Es ist eine Menge Arbeit, weil ich oft in der Schule bin und dann ins Studio gehen muss. Ich habe also sehr lange Tage, das ist die harte Seite davon. Aber wenn ich nicht in der Schule wäre, würde ich viel mehr arbeiten, was bedeutet, dass ich unter viel mehr erwachsenen Menschen wäre und weniger Zeit hätte, mit meinen Freunden zusammen zu sein. Einfach in der Schule zu sein, alle meine Freunde sehen zu können und umgeben zu sein von Menschen meines Alters, tut mir gut. Außerdem tut es gut, auch mal über etwas anderes als Musik zu reden. Durch die Arbeit und den Schulbesuch habe ich auch gelernt, strukturierter zu sein und bessere Routinen zu haben. Es ist also ein Segen und ein Fluch zugleich.

Du machst also deinen High School-Abschluss, aber möchtest du danach auch noch aufs College?

Ja, die High School will ich unbedingt abschließen. Danach werde ich Vollzeit Musik machen, zumindest ist dies momentan der Plan.

Auf Spotify findet man deine Songs bereits, dürfen sich deine Fans vielleicht über ein baldiges Album freuen?

Dazu werde ich leider nicht viel sagen außer: Vielleicht!

Im März bist du mit Astrid S. auf Tournee, richtig?

Ja, das mache ich. Ich bin sehr aufgeregt! Ich war schon auf kleineren Touren, doch dies wird meine erste große sein.

Was ist es, dass dich veranlasst Popsongs zu schreiben und zu singen?

Als ich jünger war, war Popmusik die erste Art von Musik, die ich hörte. Das war die Musik, die im Radio gespielt wurde und die meine Familie hörte. So bin ich irgendwie dazu gekommen. Popmusik ist aber auch die große Sache, in der ich lebe. Das war der Schwerpunkt. Es fühlt sich also ganz natürlich an. Es wäre seltsam für mich, Countrymusik oder Rockmusik zu singen, weil ich nicht wirklich eine Beziehung zu diesen Genres habe.
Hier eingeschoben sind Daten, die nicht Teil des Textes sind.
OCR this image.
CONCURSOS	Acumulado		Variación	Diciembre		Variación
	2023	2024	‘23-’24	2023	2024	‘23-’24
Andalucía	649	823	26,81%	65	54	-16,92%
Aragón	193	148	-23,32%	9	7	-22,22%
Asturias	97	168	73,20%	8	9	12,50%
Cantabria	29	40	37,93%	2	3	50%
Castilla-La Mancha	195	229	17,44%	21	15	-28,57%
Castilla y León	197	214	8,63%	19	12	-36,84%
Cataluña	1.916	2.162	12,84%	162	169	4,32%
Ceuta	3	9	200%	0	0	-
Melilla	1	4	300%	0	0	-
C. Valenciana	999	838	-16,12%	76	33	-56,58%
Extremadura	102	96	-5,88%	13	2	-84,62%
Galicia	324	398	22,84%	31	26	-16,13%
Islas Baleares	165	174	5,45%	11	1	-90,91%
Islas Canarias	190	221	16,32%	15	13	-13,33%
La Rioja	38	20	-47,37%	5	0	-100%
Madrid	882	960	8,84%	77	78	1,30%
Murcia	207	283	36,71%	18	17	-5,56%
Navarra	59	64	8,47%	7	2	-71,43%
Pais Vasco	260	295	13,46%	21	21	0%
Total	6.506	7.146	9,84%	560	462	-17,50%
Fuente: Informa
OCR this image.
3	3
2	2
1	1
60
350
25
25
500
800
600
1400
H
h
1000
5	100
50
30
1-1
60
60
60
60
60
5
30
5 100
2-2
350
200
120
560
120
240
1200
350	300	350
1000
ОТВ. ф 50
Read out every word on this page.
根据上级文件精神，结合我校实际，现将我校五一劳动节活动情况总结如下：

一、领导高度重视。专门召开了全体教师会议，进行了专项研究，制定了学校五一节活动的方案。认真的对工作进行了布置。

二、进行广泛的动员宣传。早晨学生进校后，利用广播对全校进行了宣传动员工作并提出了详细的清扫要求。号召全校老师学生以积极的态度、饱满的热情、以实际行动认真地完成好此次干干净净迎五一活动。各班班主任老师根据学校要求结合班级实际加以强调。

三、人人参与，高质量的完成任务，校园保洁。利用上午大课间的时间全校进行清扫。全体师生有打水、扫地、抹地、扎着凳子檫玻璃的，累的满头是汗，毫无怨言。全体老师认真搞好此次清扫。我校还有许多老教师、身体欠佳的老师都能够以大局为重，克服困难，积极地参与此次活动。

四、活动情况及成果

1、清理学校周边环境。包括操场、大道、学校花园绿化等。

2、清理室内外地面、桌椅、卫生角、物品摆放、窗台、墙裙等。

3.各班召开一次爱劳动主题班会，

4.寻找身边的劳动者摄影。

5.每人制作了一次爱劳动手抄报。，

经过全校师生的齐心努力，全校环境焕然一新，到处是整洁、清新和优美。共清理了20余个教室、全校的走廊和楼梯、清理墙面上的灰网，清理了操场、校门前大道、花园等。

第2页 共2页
Wo trittst du am liebsten auf?

Oh, tolle Frage! Da meine Musikkarriere in Norwegen begann, finde ich es sehr cool, dort aufzutreten. Aber ich mag auch Berlin als Stadt. Ich habe das Gefühl, dass die Leute hier sehr cool und offen sind. Berliner sind einfach ein großartiges Publikum! Abgesehen von diesen beiden Locations, Norwegen und Berlin, habe ich noch keine großen Favoriten. Die kommen aber sicherlich noch im Laufe der Zeit.

Liebe Emma, vielen Dank für die Zeit, die du dir genommen hast. Viel Glück bei deiner ersten großen Tournee.